The Tax Department has announced a one-month extension to its traditional March 31 deadline for companies to submit their annual corporate tax filings – an unprecedented last-minute move that some legal experts argue could be sending the wrong message to taxpayers.
In a Facebook posting issued after the annual deadline elapsed on Friday, the General Department of Taxation (GDT) announced that companies would be given until April 30 to file their annual tax statement without penalty. It said the extension would allow companies to better comply with proper filing procedures.
“In the past, the GDT has noticed that some management and accounting records for tax declarations and revenue taxes are correct, while other companies ask for additional time to correct accounting records time and time again” after the deadline, the statement read.
“The deadline has been extended subsequently so that companies can make corrections and be compliant.”
The announcement was met with immediate criticism on social media, with many questioning why the government announced a last minute delay after many corporations rushed to finalise their annual filings in order to avoid stiff fines and penalties.
“Good news, but why so late to release? This is just giving luck to those who submit late,” said one online commentator. Clint O’Connell, head of Cambodia Tax Practice at foreign investment advisory and tax firm DFDL Cambodia, said that such a late announcement and a long extended window for filing “has never happened before”.

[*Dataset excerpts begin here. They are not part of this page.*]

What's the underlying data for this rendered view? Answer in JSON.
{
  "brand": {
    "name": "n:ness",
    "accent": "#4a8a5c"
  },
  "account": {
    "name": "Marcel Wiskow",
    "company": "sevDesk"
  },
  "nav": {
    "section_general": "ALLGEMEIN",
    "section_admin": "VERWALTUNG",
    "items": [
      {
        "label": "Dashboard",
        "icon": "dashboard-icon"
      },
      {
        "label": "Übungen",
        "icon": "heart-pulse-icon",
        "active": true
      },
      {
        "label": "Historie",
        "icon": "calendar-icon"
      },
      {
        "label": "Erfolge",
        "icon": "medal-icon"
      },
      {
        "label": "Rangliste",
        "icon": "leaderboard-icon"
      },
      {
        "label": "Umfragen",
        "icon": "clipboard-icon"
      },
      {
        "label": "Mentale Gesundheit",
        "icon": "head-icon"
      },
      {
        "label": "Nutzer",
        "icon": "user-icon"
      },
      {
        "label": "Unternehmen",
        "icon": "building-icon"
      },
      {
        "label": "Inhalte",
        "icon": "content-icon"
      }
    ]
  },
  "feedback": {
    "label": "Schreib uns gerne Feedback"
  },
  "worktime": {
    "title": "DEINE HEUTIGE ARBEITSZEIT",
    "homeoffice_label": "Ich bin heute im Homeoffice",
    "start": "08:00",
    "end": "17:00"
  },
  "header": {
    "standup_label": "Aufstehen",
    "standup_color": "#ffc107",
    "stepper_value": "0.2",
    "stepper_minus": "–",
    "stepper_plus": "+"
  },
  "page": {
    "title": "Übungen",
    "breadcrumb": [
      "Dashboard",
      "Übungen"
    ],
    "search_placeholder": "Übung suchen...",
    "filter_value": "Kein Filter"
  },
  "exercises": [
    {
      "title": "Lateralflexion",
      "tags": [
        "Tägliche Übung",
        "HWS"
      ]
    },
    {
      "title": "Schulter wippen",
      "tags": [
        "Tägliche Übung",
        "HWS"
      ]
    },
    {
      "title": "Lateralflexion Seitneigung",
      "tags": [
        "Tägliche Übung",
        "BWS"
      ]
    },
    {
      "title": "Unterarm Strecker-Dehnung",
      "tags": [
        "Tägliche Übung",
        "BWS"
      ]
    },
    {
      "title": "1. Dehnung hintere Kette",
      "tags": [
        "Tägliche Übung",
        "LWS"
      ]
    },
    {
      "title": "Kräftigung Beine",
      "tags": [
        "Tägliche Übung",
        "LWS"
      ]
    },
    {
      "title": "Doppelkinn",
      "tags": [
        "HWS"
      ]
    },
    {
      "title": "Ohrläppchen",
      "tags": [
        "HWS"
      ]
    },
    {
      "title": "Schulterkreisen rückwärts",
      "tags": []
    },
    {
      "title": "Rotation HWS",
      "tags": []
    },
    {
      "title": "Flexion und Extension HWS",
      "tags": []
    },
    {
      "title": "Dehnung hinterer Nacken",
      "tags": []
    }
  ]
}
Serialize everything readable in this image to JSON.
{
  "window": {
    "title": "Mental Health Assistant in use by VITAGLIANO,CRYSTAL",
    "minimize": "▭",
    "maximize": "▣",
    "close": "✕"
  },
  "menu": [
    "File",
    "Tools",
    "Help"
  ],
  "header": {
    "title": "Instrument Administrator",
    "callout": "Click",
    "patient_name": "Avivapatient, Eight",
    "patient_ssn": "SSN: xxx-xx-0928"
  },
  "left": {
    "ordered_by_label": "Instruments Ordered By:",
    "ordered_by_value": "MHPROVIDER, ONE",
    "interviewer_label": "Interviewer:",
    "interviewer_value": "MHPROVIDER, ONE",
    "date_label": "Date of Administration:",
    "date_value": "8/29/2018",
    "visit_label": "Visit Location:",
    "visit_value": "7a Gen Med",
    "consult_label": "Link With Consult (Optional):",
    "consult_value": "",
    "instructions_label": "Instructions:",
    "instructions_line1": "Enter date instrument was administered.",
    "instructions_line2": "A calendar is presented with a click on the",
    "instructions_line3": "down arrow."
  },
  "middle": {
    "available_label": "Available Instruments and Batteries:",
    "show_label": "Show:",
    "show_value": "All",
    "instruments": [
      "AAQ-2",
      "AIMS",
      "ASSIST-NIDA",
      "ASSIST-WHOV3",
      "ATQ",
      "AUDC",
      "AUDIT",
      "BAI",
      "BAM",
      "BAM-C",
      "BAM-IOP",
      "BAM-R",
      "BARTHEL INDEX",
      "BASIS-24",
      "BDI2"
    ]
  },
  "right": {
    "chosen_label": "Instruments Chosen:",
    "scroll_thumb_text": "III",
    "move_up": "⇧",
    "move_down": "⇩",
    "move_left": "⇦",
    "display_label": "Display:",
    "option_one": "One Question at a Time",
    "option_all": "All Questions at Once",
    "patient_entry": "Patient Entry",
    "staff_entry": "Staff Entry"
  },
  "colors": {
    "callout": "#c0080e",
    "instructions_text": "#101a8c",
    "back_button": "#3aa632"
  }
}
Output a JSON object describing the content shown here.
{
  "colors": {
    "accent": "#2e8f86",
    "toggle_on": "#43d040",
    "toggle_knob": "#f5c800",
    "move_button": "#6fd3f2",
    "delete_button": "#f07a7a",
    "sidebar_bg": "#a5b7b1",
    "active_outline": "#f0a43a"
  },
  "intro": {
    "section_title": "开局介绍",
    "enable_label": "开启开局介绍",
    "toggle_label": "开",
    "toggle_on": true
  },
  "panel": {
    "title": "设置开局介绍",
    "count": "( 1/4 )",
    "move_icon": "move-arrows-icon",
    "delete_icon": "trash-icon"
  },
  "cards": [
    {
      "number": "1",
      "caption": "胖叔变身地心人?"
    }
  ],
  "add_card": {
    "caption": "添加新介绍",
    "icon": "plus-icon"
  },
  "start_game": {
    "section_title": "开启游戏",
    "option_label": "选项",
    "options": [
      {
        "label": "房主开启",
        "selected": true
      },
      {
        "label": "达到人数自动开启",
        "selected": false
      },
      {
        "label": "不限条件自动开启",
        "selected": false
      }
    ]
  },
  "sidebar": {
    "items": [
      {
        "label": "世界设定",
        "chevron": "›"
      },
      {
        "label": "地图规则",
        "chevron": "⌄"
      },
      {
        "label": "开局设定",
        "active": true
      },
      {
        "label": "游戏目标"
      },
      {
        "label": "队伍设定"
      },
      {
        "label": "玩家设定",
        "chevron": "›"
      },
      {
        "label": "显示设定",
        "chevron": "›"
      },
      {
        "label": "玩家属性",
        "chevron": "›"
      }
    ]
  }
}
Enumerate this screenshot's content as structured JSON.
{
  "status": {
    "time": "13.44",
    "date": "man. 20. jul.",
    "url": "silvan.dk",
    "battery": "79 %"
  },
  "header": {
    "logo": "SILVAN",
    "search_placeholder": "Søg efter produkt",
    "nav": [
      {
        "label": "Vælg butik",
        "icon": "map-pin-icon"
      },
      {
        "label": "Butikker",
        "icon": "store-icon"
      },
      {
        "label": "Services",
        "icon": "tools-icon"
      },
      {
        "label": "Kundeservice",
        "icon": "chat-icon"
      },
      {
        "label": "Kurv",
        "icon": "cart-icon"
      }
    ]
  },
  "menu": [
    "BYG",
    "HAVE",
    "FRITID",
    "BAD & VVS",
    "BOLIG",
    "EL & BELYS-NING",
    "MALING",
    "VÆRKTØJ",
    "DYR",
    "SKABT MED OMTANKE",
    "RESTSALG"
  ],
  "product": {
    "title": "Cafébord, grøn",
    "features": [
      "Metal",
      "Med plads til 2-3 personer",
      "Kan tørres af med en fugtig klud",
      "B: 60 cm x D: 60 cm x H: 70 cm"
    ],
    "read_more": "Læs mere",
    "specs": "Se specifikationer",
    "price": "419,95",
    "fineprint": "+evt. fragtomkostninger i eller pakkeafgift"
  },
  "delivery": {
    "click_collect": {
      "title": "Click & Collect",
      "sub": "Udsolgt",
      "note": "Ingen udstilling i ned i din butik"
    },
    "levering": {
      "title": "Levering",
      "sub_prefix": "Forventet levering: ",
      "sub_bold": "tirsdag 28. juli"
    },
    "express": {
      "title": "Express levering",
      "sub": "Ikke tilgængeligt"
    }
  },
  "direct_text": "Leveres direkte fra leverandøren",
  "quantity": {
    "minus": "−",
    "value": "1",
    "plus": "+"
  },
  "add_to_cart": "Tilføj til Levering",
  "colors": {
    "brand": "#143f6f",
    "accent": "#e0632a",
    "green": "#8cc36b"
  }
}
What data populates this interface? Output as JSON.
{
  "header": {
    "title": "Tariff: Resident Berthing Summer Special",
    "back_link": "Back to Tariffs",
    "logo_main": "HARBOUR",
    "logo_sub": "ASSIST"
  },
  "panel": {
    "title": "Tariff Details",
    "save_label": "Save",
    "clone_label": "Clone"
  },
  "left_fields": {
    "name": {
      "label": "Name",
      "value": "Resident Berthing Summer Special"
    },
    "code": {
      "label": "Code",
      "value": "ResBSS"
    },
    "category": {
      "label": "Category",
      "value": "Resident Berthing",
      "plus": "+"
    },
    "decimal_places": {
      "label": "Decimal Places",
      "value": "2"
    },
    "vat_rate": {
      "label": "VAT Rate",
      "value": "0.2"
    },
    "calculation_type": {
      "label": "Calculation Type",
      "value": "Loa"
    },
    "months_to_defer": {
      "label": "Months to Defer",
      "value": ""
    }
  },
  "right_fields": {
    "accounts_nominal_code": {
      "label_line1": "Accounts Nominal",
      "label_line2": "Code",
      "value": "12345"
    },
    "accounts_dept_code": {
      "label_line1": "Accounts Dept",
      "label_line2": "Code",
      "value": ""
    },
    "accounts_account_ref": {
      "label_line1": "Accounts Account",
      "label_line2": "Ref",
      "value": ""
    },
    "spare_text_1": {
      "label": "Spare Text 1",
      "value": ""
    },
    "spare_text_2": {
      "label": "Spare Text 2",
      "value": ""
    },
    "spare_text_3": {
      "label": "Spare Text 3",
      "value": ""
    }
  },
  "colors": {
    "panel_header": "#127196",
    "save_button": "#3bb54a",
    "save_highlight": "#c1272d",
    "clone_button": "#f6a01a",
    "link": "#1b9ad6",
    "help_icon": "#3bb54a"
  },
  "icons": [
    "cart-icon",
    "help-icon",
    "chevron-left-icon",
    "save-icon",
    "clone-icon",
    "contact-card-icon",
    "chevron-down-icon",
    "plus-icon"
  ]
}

“Sometimes they have extended it by a couple days if March 31 falls on a weekend, but never by a whole month,” he said.
Nevertheless, he said the reasoning behind the announcement was clear. He explained that the government was now in its first full year since abolishing its poorly regulated and grossly inefficient estimated-tax regime, and was enforcing its more-stringent real tax regime on all companies, including small and medium-sized enterprises (SMEs) that previously paid little or no taxes.
“This delay is primarily geared for SMEs who are now entering the real regime and this is giving them a break as they transition and become first-time filers,” he said.
However, the one-month filing extension could serve another purpose, O’Connell speculated. He pointed out that in January, the GDT announced a general amnesty for companies that had operated under the estimated regime, allowing them to correct their statements without fear of being slapped with retroactive tax bills.
“Since the tax amnesty was announced, it has created a great deal of confusion among the business community,” he said. “And a delay may help some of them enter into the amnesty agreement.”
While O’Connell said the GDT was showing great “leniency” in delaying the annual tax deadline, he argued that it could end up being a double-edged sword.
“Existing taxpayers may not be happy with this, but the government needs to encourage SMEs to comprehend the real regime,” he said. “However, there is a danger when companies think that they can rely on the extensions and get preferential treatment.”
Anthony Galliano, CEO of Cambodian Investment Management, said that the timing and nature of the announcement was the latest example of GDT officials coddling irresponsible behaviour.
“The extension of the deadline, after the deadline already passed, is another example of the GDT pandering to non-compliant taxpayers and sending disconcerting signals to those that are striving to be fully compliant,” he said.
Galliano said that in the spirit of the amnesty program and the recently announced incentives for non-compliant SMEs, which are encouraged to voluntarily enter into the real regime with a two-year tax holiday, “it appears the GDT is more fixated on reigning in non-compliant businesses with the carrot and compliant taxpayers with the stick, through increased audits”.
He added that despite the chaos at banks and tax branches on Friday as many companies scrambled to file their taxes ahead of the deadline, he expected some of these companies would be relieved by the one-month extension as it would give them time to amend and re-file their tax statements.
“I expect a good deal of re-filing as those taxpayers will take a second look at what may have been filed in haste, sacrificing accuracy for timeliness,” he said.